By making the process of database build and ‘tear down’ quicker and less resource-intensive, tasks such as unit testing, basic build and integration testing can be more comprehensive. The operations team can set up an integration environment configured to reflect as closely as possible the production environment. Using SQL Provision’s PowerShell integration, they can automate the process of deploying a clone of the most recent, sanitized, image of the production database.
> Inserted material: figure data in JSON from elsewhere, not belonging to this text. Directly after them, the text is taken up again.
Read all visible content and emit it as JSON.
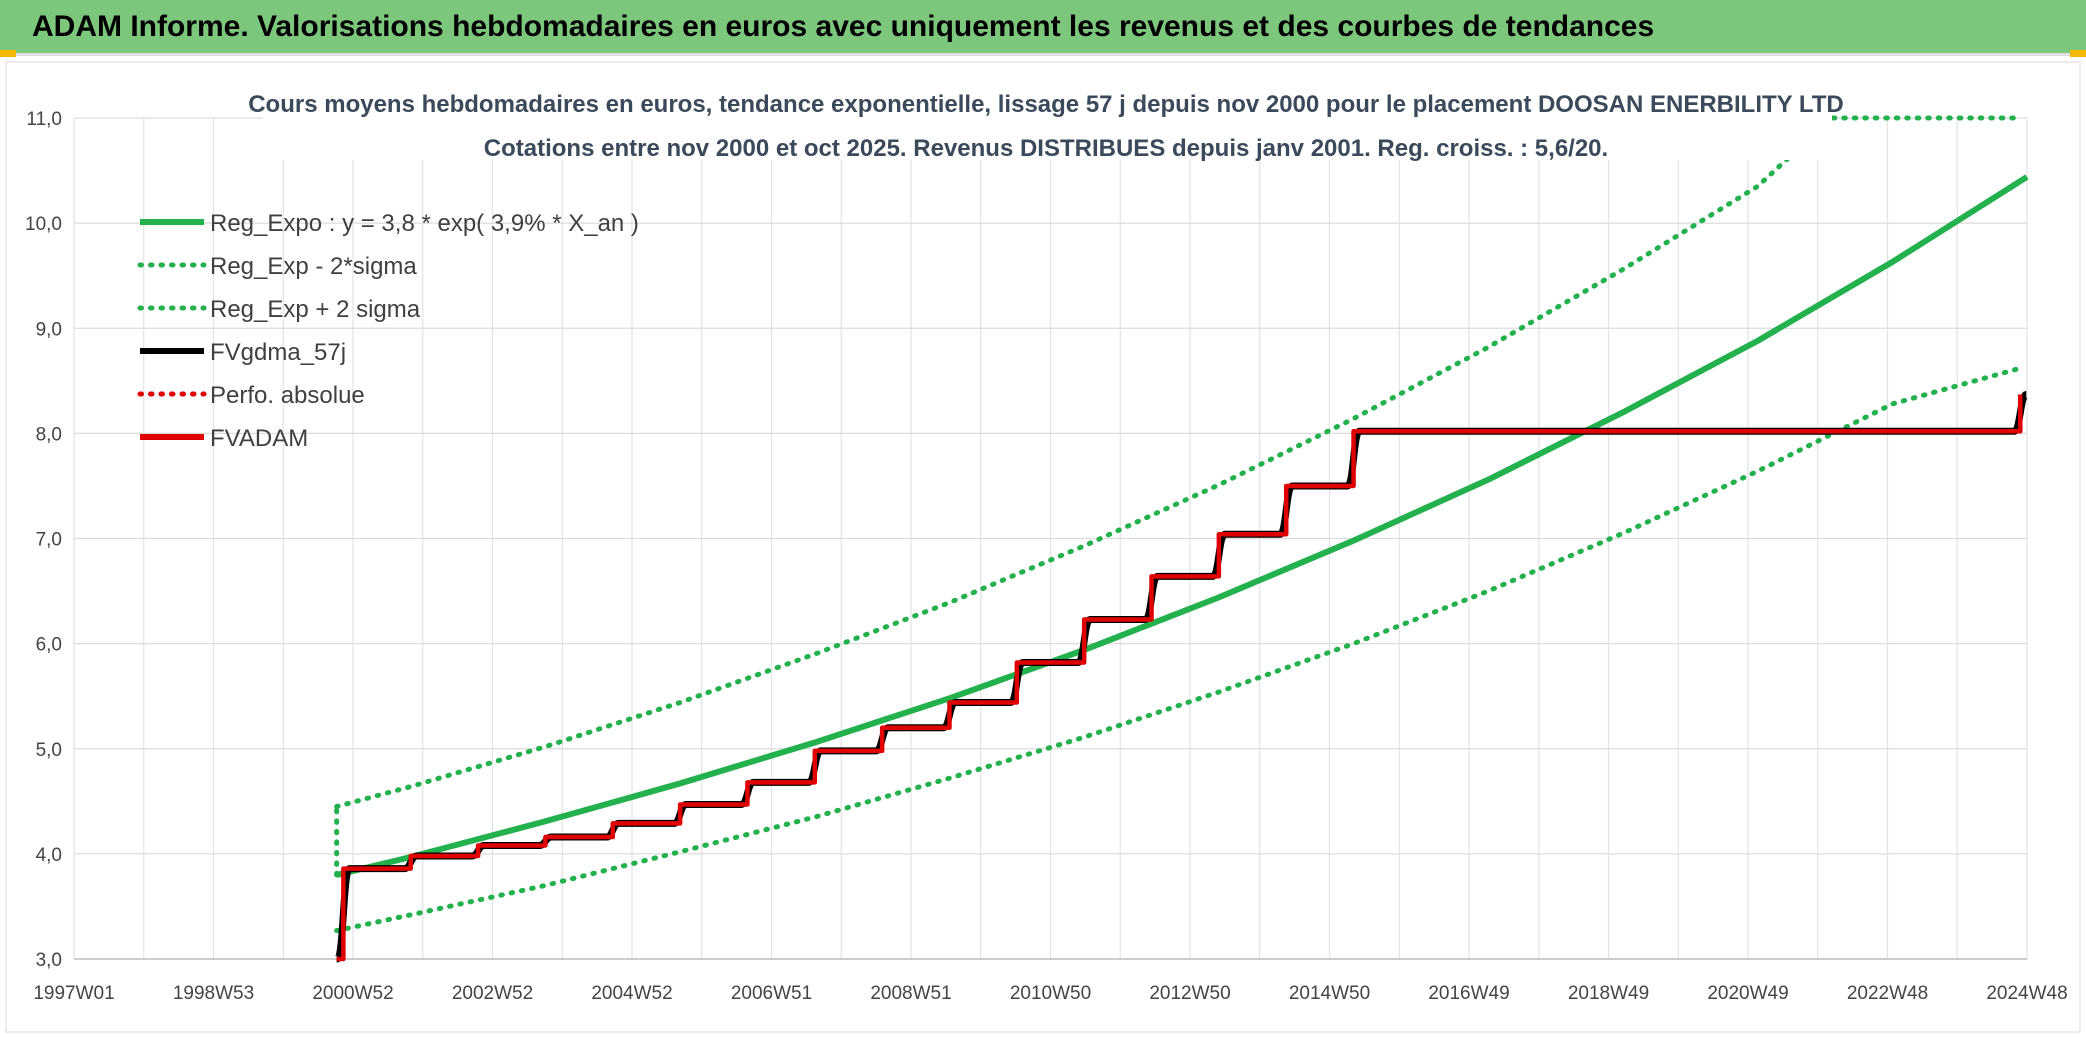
{
  "banner": {
    "title": "ADAM Informe. Valorisations hebdomadaires en euros avec uniquement les revenus et des courbes de tendances",
    "color": "#7cc77c"
  },
  "chart_data": {
    "type": "line",
    "title_lines": [
      "Cours moyens hebdomadaires en euros, tendance exponentielle, lissage 57 j depuis nov 2000 pour le placement DOOSAN ENERBILITY LTD",
      "Cotations entre nov 2000 et oct 2025. Revenus DISTRIBUES depuis janv 2001. Reg. croiss. : 5,6/20."
    ],
    "xlabel": "",
    "ylabel": "",
    "x_tick_labels": [
      "1997W01",
      "1998W53",
      "2000W52",
      "2002W52",
      "2004W52",
      "2006W51",
      "2008W51",
      "2010W50",
      "2012W50",
      "2014W50",
      "2016W49",
      "2018W49",
      "2020W49",
      "2022W48",
      "2024W48"
    ],
    "x_range": [
      1997.0,
      2026.0
    ],
    "ylim": [
      3.0,
      11.0
    ],
    "y_ticks": [
      "3,0",
      "4,0",
      "5,0",
      "6,0",
      "7,0",
      "8,0",
      "9,0",
      "10,0",
      "11,0"
    ],
    "grid": true,
    "legend_position": "top-left",
    "series": [
      {
        "name": "Reg_Expo : y = 3,8 * exp( 3,9% *  X_an )",
        "color": "#22b14c",
        "style": "solid",
        "x": [
          2000.9,
          2002,
          2004,
          2006,
          2008,
          2010,
          2012,
          2014,
          2016,
          2018,
          2020,
          2022,
          2024,
          2026
        ],
        "y": [
          3.8,
          3.97,
          4.31,
          4.67,
          5.06,
          5.48,
          5.94,
          6.44,
          6.98,
          7.56,
          8.2,
          8.88,
          9.63,
          10.44
        ]
      },
      {
        "name": "Reg_Exp - 2*sigma",
        "color": "#22b14c",
        "style": "dotted",
        "x": [
          2000.9,
          2002,
          2004,
          2006,
          2008,
          2010,
          2012,
          2014,
          2016,
          2018,
          2020,
          2022,
          2024,
          2025.9
        ],
        "y": [
          3.27,
          3.42,
          3.7,
          4.02,
          4.35,
          4.72,
          5.11,
          5.54,
          6.0,
          6.5,
          7.05,
          7.64,
          8.28,
          8.62
        ]
      },
      {
        "name": "Reg_Exp + 2 sigma",
        "color": "#22b14c",
        "style": "dotted",
        "x": [
          2000.9,
          2002,
          2004,
          2006,
          2008,
          2010,
          2012,
          2014,
          2016,
          2018,
          2020,
          2022,
          2023.1,
          2025.9
        ],
        "y": [
          4.45,
          4.64,
          5.02,
          5.44,
          5.9,
          6.39,
          6.93,
          7.51,
          8.14,
          8.82,
          9.56,
          10.35,
          11.0,
          11.0
        ]
      },
      {
        "name": "FVgdma_57j",
        "color": "#000000",
        "style": "solid",
        "x": [
          2000.9,
          2001.0,
          2002.0,
          2003.0,
          2004.0,
          2005.0,
          2006.0,
          2007.0,
          2008.0,
          2009.0,
          2010.0,
          2011.0,
          2012.0,
          2013.0,
          2014.0,
          2015.0,
          2016.0,
          2025.9
        ],
        "y": [
          3.0,
          3.86,
          3.98,
          4.08,
          4.16,
          4.29,
          4.47,
          4.68,
          4.98,
          5.2,
          5.44,
          5.82,
          6.23,
          6.64,
          7.04,
          7.5,
          8.02,
          8.37
        ]
      },
      {
        "name": "Perfo. absolue",
        "color": "#e00000",
        "style": "dotted",
        "x": [],
        "y": []
      },
      {
        "name": "FVADAM",
        "color": "#e00000",
        "style": "step",
        "x": [
          2000.9,
          2001.0,
          2002.0,
          2003.0,
          2004.0,
          2005.0,
          2006.0,
          2007.0,
          2008.0,
          2009.0,
          2010.0,
          2011.0,
          2012.0,
          2013.0,
          2014.0,
          2015.0,
          2016.0,
          2025.9
        ],
        "y": [
          3.0,
          3.86,
          3.98,
          4.08,
          4.16,
          4.29,
          4.47,
          4.68,
          4.98,
          5.2,
          5.44,
          5.82,
          6.23,
          6.64,
          7.04,
          7.5,
          8.02,
          8.37
        ]
      }
    ]
  }
}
This will free the team, to a large extent, from the time-consuming logistics of provisioning, and mean far less time is required for many of the deployment processes. They can focus instead on improving their understanding of the support, monitoring, compliance, security and performance characteristics of the functionality they plan to deliver to production. It also means that the development work is deployed earlier and more often, so it is more visible to other teams within IT. The net result is fewer unpleasant surprises.

Summary

Database DevOps promises to make it easier to introduce many of the techniques that underlie the best Database Lifecycle Management practices, such as Continuous Integration and Continuous Delivery. These practices aim to allow an organization to deploy databases at the frequency they need, without introducing an unrealistic administration burden, or a burden on the network resources. It must achieve all this without compromising the protection of sensitive information or compliance with data privacy and security regulations.

Some of these practices demand a high level of cooperation, both between teams and between the tools that comprise the database delivery toolchain. SQL Provision is one component in this toolchain. It provides an automated means to copy and deploy databases between environments, quickly in a secure, automated, and auditable fashion. It does a single task and does it well.